Nigeria gets ‘bad bank’ law
The president of Nigeria, Goodluck Jonathan has signed into law a new legislation creating an asset management company to soak up bad bank loans, the Reuters has reported citing central bank governor, Lamido Sanusi Lamido.
He told the news service on Monday that the president has just signed the asset management bill into law, and the law takes immediate effect.
The central bank has lobbied heavily for the establishment of the Asset Management Corporation of Nigeria (AMCON), which will buy up non-performing loans in exchange for government bonds in order to free up banks’ balance sheets.

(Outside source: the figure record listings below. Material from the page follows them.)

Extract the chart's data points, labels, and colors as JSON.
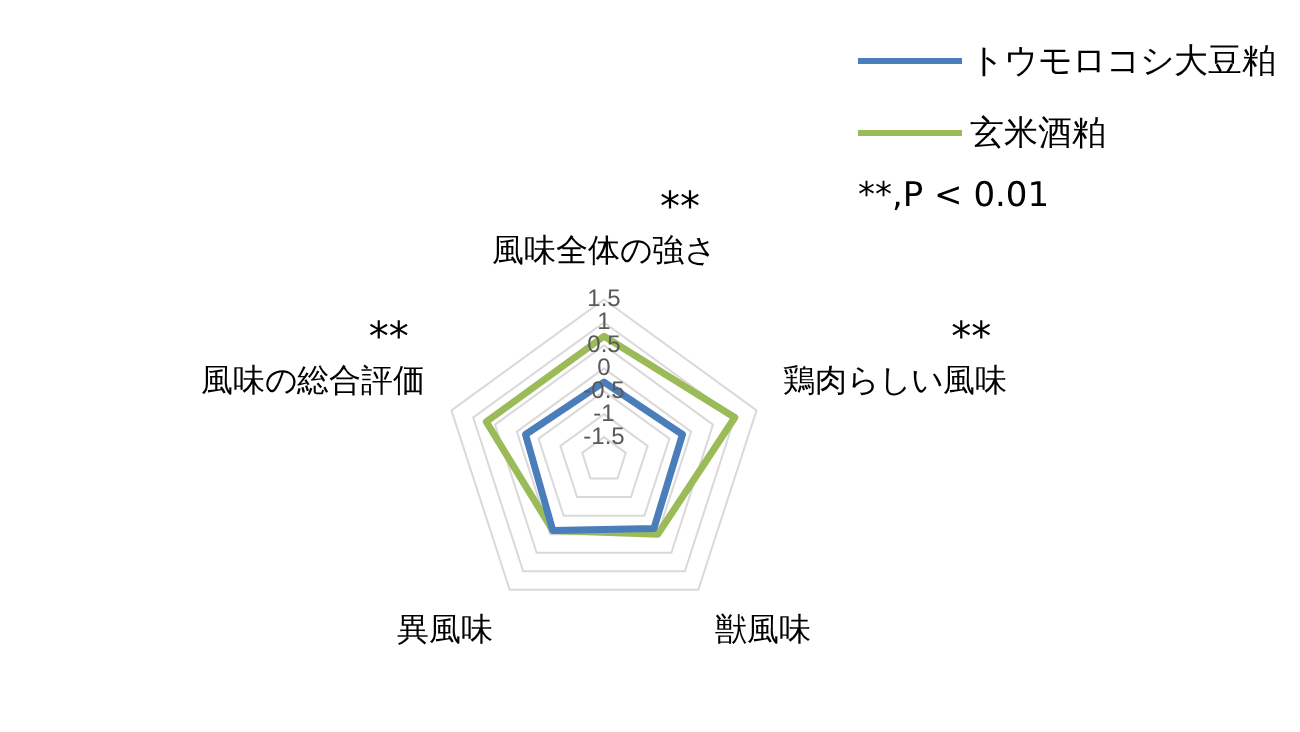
{
  "chart_data": {
    "type": "radar",
    "categories": [
      "風味全体の強さ",
      "鶏肉らしい風味",
      "獣風味",
      "異風味",
      "風味の総合評価"
    ],
    "series": [
      {
        "name": "トウモロコシ大豆粕",
        "color": "#4a7ebb",
        "values": [
          -0.3,
          -0.2,
          -0.15,
          -0.1,
          -0.2
        ]
      },
      {
        "name": "玄米酒粕",
        "color": "#9bbb59",
        "values": [
          0.7,
          1.0,
          0,
          -0.1,
          0.7
        ]
      }
    ],
    "ylim": [
      -2,
      1.5
    ],
    "yticks": [
      -1.5,
      -1,
      -0.5,
      0,
      0.5,
      1,
      1.5
    ],
    "grid": true,
    "legend": "top right",
    "marker": "none",
    "annotations": [
      {
        "text": "**",
        "x": "風味全体の強さ"
      },
      {
        "text": "**",
        "x": "鶏肉らしい風味"
      },
      {
        "text": "**",
        "x": "風味の総合評価"
      },
      "**,P < 0.01"
    ]
  }
}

The Nigerian banking system was hit by a debt crisis compelling the governor to sack CEOs of five banks last year.
The governor subsequently injected 400 billion naira ($2.6 billion) into the banks.

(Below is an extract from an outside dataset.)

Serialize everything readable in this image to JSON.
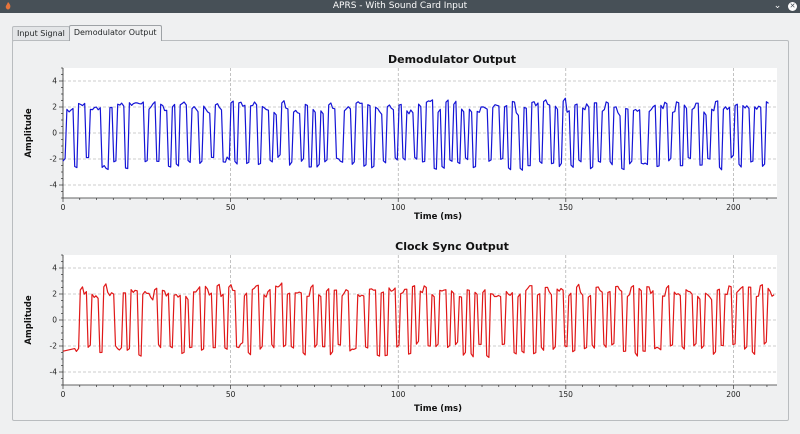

While in Ghana in November 2009, Lamido told the Ghanaian media that “There is no banking crisis in Nigeria.”
He indicated that there has not been a crisis in Nigeria in the sense that depositors have lost their funds.
“We haven’t had a crisis in Nigeria, because the crisis would have meant depositors lost their monies, or banks defaulted on their debts or subsidiaries collapsed, I don’t think we have had a crisis because there were no such occurencies,” he said.
He said what the central bank did was to audit the banks to identify problems to pre-empt what could have been a banking crisis. He said bank executives who were found to have broken the law were handed over to the law enforcement agencies for prosecution.